Yes, the panic behavior was discussed in this comment as well. (this might be why it wasn't merged at that time)
Other than that which happens only when the timeout is reached so kinda makes sense. Other than that, it's worked really well for me once I set a proper (longer) timeout.
Are there any updates on the status of this work? What are the next steps that are needed?
@mastercactapus @maaslalani
@spkane I updated and resolved the conflicts, the main remaining issue is that there's no good way to have a command return an error (i.e., other than panic), which is needed because WAIT introduces the need for something to fail/timeout possibly.
I'll look at opening a separate PR to allow command funcs to return an error, as I have a bit of time this AM
@spkane I updated and resolved the conflicts, the main remaining issue is that there's no good way to have a command return an error (i.e., other than panic), which is needed because WAIT introduces the need for something to fail/timeout possibly.

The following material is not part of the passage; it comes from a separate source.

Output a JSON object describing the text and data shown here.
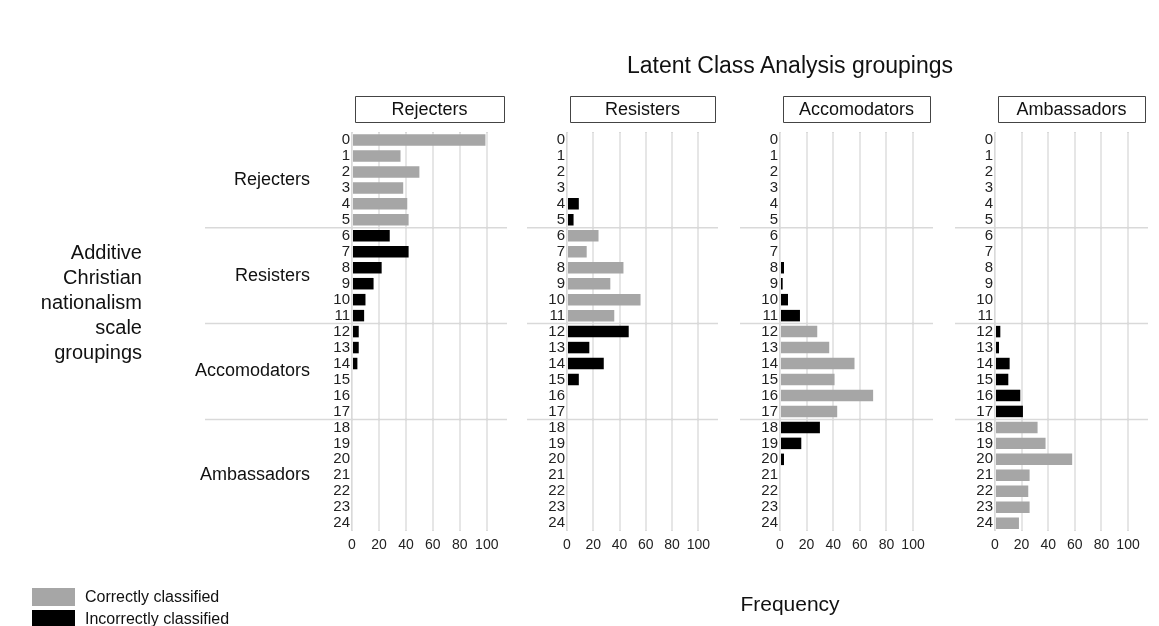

I'll look at opening a separate PR to allow command funcs to return an error, as I have a bit of time this AM
Thanks, @mastercactapus! I definitely want to test this logic out, as I often create demos where I am waiting for events to occur. I frequently don't know how long the command will take to complete, so currently, I have to do a bunch of testing and guesstimate how long to sleep and then hope that it works out for the given run.